If the current product is represented by $pid, then this next query retrieves the product IDs for other products that were bought in orders in which $pid was also purchased:
SELECT oc2.product_id FROM order_contents AS oc1 JOIN order_contents AS oc2 ON oc1.order_id=oc2.order_id WHERE oc1.product_id=$pid AND oc2.product_id != $pid
The second part of the WHERE clause must be added to prevent the current product from also being returned.

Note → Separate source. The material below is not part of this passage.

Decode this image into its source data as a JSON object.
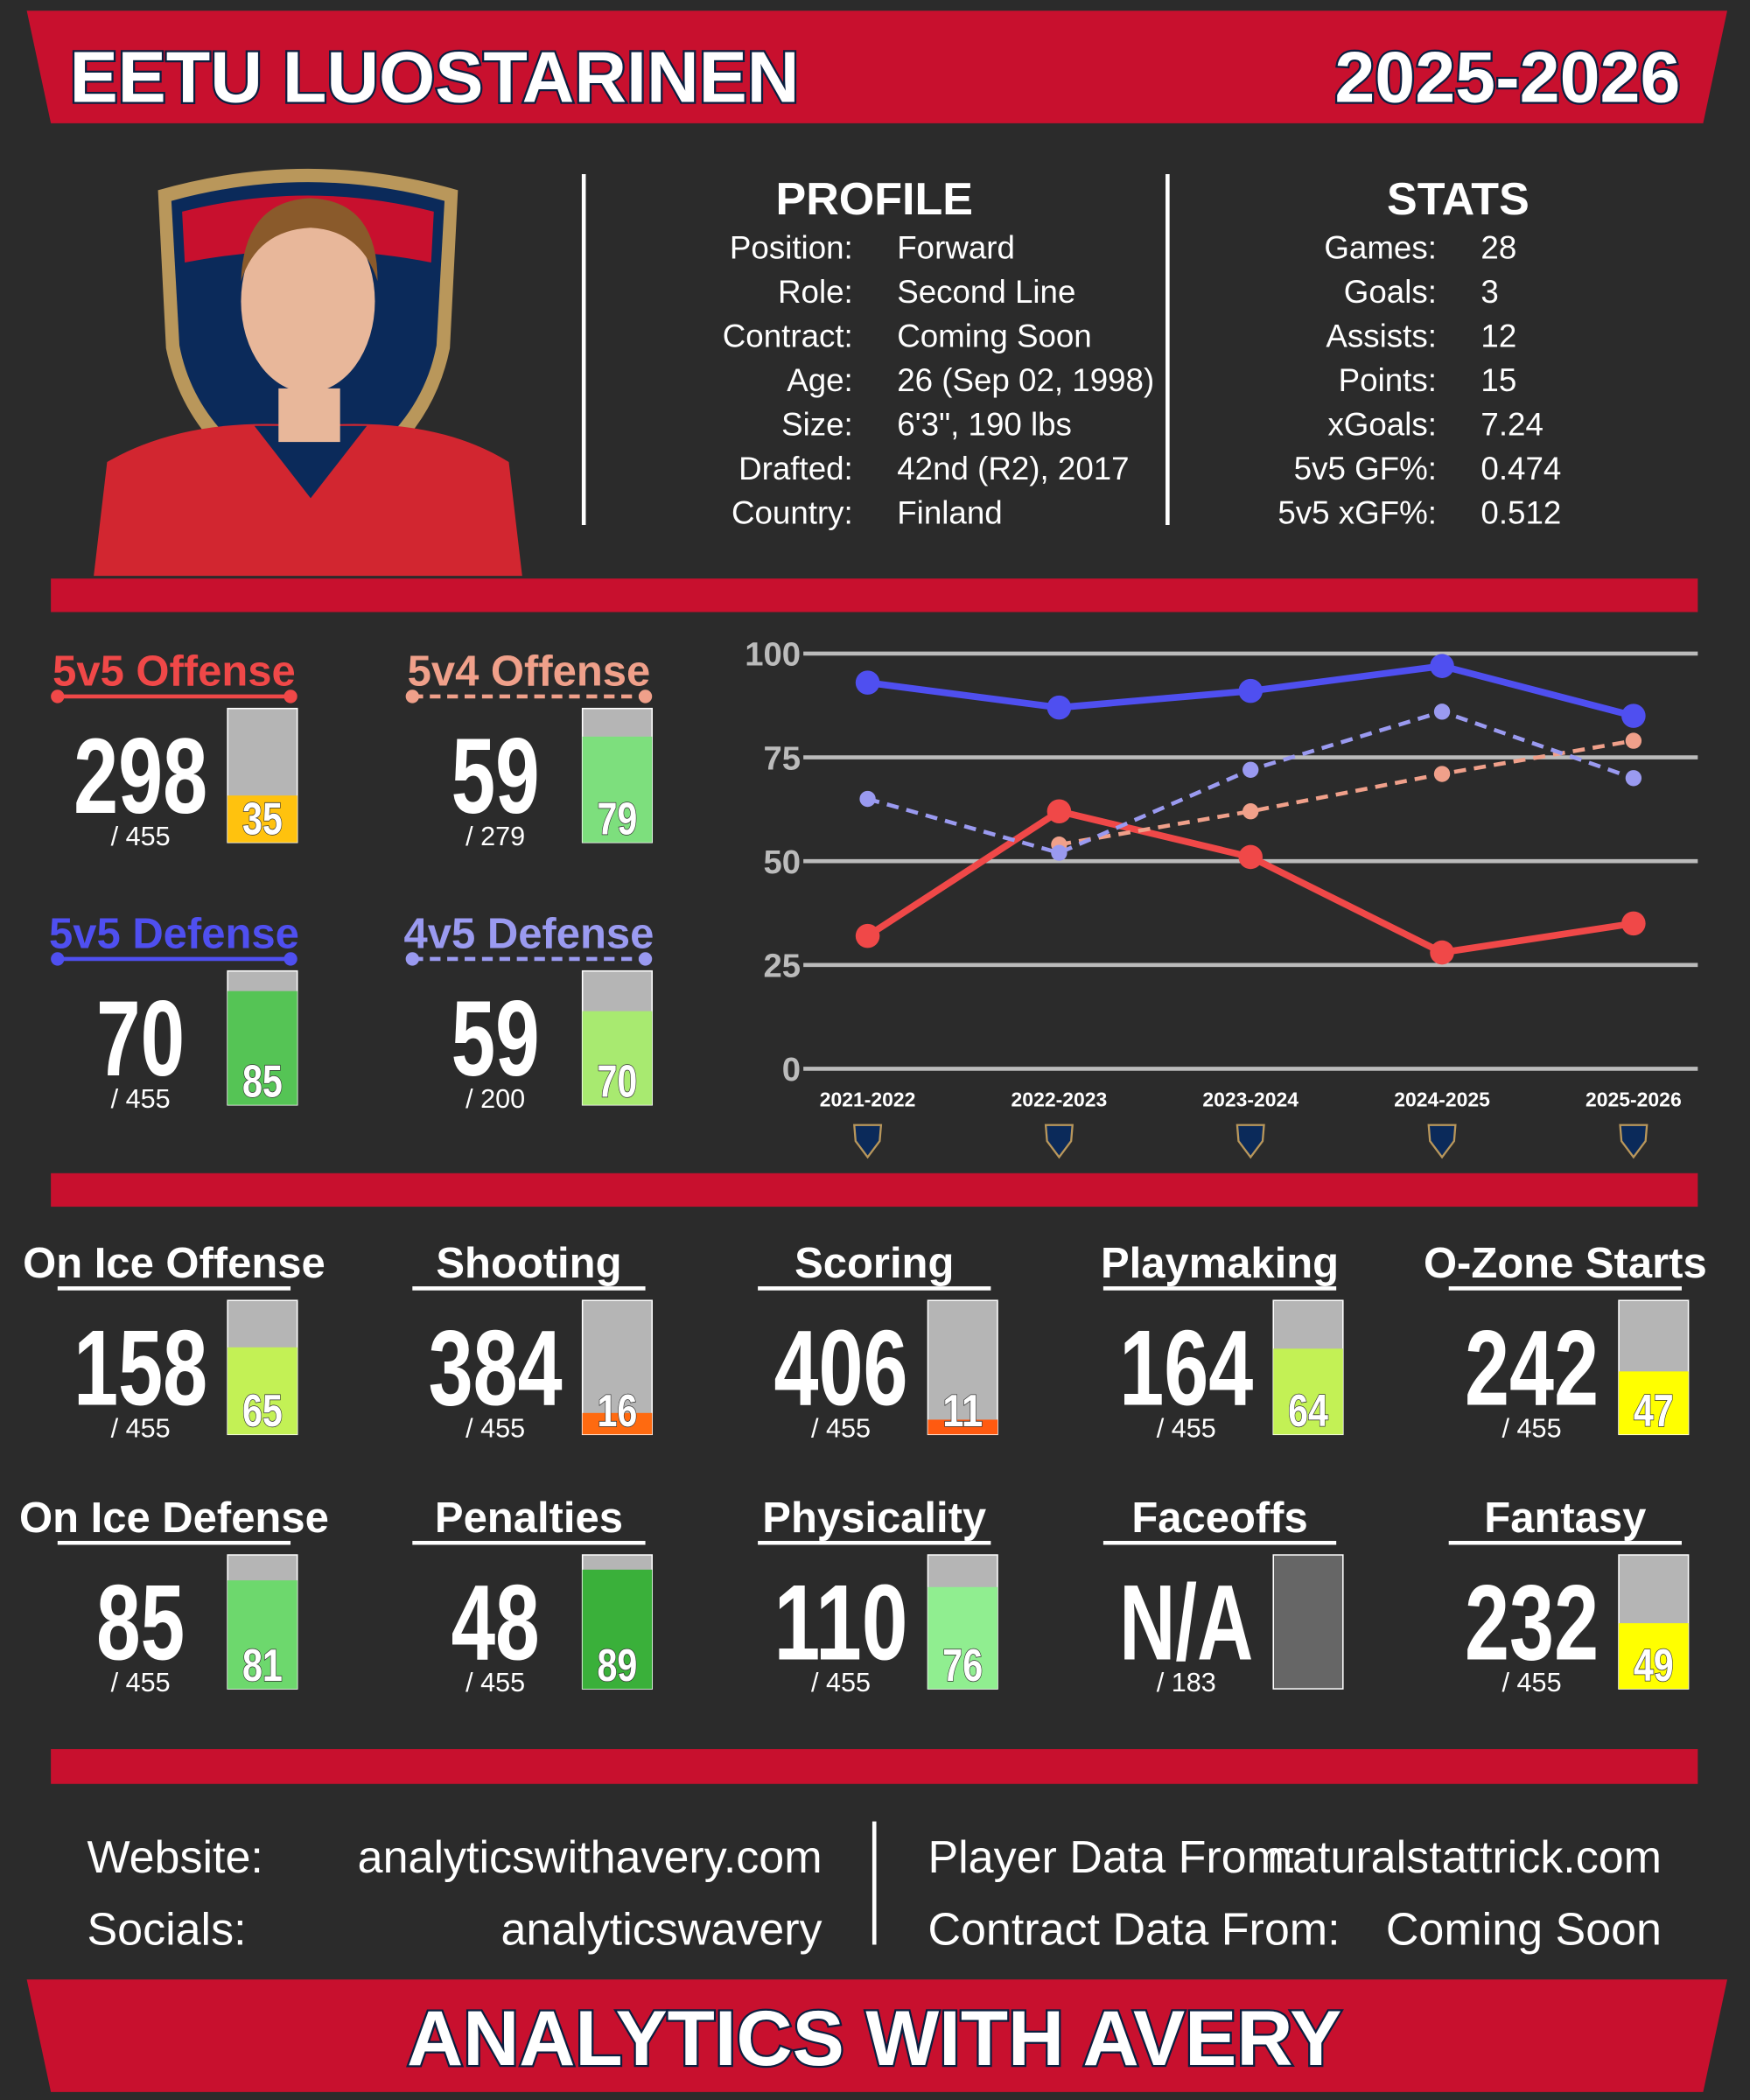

To get the actual product information for the returned list of products, you need to add a JOIN to products:
SELECT p.* FROM order_contents AS oc1 JOIN order_contents AS oc2 ON oc1.order_id=oc2.order_id JOIN products AS p ON p.product_id=oc2.product_id WHERE oc1.product_id=$pid AND oc2.product_id != $pid
Now the query retrieves every product that was purchased at the same time as the current product. However, each also-purchased product may be returned multiple times, and there’s no merit given to each also-purchased product. By that I mean that the children’s book that happened to be purchased at the time someone bought an iPod is returned just the same as the iPod accessories more commonly purchased with an iPod. To fix that (i.e., to make the recommendation smarter), the query needs to count the number of times an item appears and sort the result by that count:
SELECT p.* FROM order_contents AS oc1 JOIN order_contents AS oc2 ON oc1.order_id=oc2.order_id JOIN products AS p ON p.product_id=oc2.product_id WHERE oc1.product_id=$pid AND oc2.product_id != $pid GROUP BY oc2.product_id ORDER BY COUNT(oc2.product_id) DESC
As you might imagine, having a query like this executed on the fly for every product displayed will take a toll on the site’s performance. I’d be inclined to turn that query into a VIEW table. A VIEW table is a table created in memory that represents the results of a query. By using a VIEW to represent the complex JOIN, you can perform simple SELECT queries as needed.
Instead of creating one VIEW for each product (the above query only returns the recommendations for a single item), the VIEW should represent perhaps the five best product recommendations for each product in the database (that has been ordered). To do that, the SELECT query needs to be modified so that it:
- Also selects the original product ID
- Also selects the COUNT() value (i.e., the significance of a recommendation)
- Applies a LIMIT clause
Here, then, is the SQL command used to define a VIEW:
CREATE VIEW product_recommendations AS SELECT p1.product_id AS product_id, COUNT(oc2.product_id) AS rank, p2.* FROM order_contents AS oc1 JOIN order_contents AS oc2 ON oc1.order_id=oc2.order_id JOIN products AS p2 ON p2.product_id=oc2.product_id JOIN products AS p1 ON oc1.product_id=p1.product_id WHERE oc1.product_id=p1.product_id AND oc2.product_id != p1.product_id GROUP BY oc2.product_id ORDER BY rank DESC LIMIT 5
Whew! That’s a pretty good query and a great use of VIEW tables. Now each product page can fetch the recommendations using a simple SELECT:
SELECT * FROM product_recommendations WHERE product_id=$pid ORDER BY rank DESC
The database will be able to return those query results much faster than it would the original complex JOIN.